AIC Seminar Series
The Smart Personal Assistant: An Overview
|Wayne Wobcke||University of New South Wales||[Home Page]|
Notice: hosted by Neil Yorke-Smith
Date: Thursday March 22, 2007 at 16:00
Location: EJ228 (Directions)
The Smart Personal Assistant (SPA) enables users to access e-mail and
calendar information using natural language dialogue through a PDA device.

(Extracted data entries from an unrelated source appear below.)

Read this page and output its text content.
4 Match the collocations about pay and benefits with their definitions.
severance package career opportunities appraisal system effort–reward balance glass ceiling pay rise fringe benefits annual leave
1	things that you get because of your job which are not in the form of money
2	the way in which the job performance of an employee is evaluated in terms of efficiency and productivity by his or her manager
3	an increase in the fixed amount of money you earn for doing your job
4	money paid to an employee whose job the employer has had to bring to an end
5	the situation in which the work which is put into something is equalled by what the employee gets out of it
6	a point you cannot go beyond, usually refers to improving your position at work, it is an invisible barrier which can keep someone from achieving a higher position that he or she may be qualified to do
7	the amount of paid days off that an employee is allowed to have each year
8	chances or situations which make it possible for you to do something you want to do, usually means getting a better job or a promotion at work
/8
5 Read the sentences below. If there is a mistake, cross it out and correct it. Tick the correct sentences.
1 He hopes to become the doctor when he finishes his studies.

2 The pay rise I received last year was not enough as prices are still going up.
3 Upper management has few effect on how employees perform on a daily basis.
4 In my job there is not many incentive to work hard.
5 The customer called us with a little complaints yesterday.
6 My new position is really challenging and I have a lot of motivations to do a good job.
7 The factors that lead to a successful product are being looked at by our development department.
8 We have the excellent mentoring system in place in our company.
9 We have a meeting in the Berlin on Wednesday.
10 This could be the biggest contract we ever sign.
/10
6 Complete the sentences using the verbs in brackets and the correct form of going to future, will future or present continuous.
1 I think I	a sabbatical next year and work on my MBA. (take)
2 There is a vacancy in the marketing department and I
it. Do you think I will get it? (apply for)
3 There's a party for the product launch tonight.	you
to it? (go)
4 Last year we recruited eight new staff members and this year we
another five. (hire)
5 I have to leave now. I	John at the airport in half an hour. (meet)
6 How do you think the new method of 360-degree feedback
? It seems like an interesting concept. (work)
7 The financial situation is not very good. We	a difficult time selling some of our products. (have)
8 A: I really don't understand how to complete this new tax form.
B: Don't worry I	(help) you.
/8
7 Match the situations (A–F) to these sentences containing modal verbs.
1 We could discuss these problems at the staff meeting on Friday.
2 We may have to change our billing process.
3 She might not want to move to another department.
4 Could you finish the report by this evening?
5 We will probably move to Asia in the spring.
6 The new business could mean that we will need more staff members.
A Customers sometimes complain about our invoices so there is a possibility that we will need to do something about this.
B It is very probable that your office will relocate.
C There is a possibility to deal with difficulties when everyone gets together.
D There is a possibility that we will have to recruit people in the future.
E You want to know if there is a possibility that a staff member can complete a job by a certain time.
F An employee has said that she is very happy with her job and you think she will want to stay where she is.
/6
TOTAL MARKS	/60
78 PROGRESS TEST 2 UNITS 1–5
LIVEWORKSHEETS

The user interface to the SPA must present the system as a single unified
set of back-end task assistants, enabling the user to conduct a dialogue
in which it is easy to switch between these domains. The SPA is implemented
using JACK Intelligent Agents, and includes a special BDI Coordinator agent
with plans both for coordinating the actions of the task assistants and for
encoding the systems dialogue model.
This talk will provide an overview of the Smart Personal Assistant project,
including the rationale for the system design, the research and engineering
issues addressed in building the SPA, and the results of a recent user study
to test both the effectiveness of dialogue management and the usability of
the system. The research contributions of the project include an agent-based
approach to dialogue management and a method for the use of Ripple Down
Rules in e-mail and calendar management a rule-based technique that
guarantees a high degree of accuracy whilst not being burdensome for the
user to create and maintain rule sets. More general issues discussed include
strategies used in dialogue processing to compensate for speech recognition
errors, and the design of usability studies for personal assistant systems.
The emphasis given to these topics can be varied according to the interests
of the audience.
Joint work with Anh Nguyen, Van Ho and Alfred Krzywicki.
Wayne Wobcke is an Associate Professor in the School of Computer Science
and Engineering at the University of New South Wales. He is also Program
Manager for the Natural Adaptive User Interfaces/Smart Personal Assistants
Program of the Cooperative Research Centre for Smart Internet Technology
(a government funded university-industry collaborative research centre).
His current research interests centre on the development of logics of
rational agency that are computationally grounded in PRS-type agent
architectures, and on personal assistant applications, focusing on dialogue
management and computational models of teamwork.
Between 1998 and 2000, he worked at British Telecom Laboratories in the U.K.
on the Intelligent Assistant project, which was recognized in the award of
the British Computer Society Medal for Innovation in Information Technology.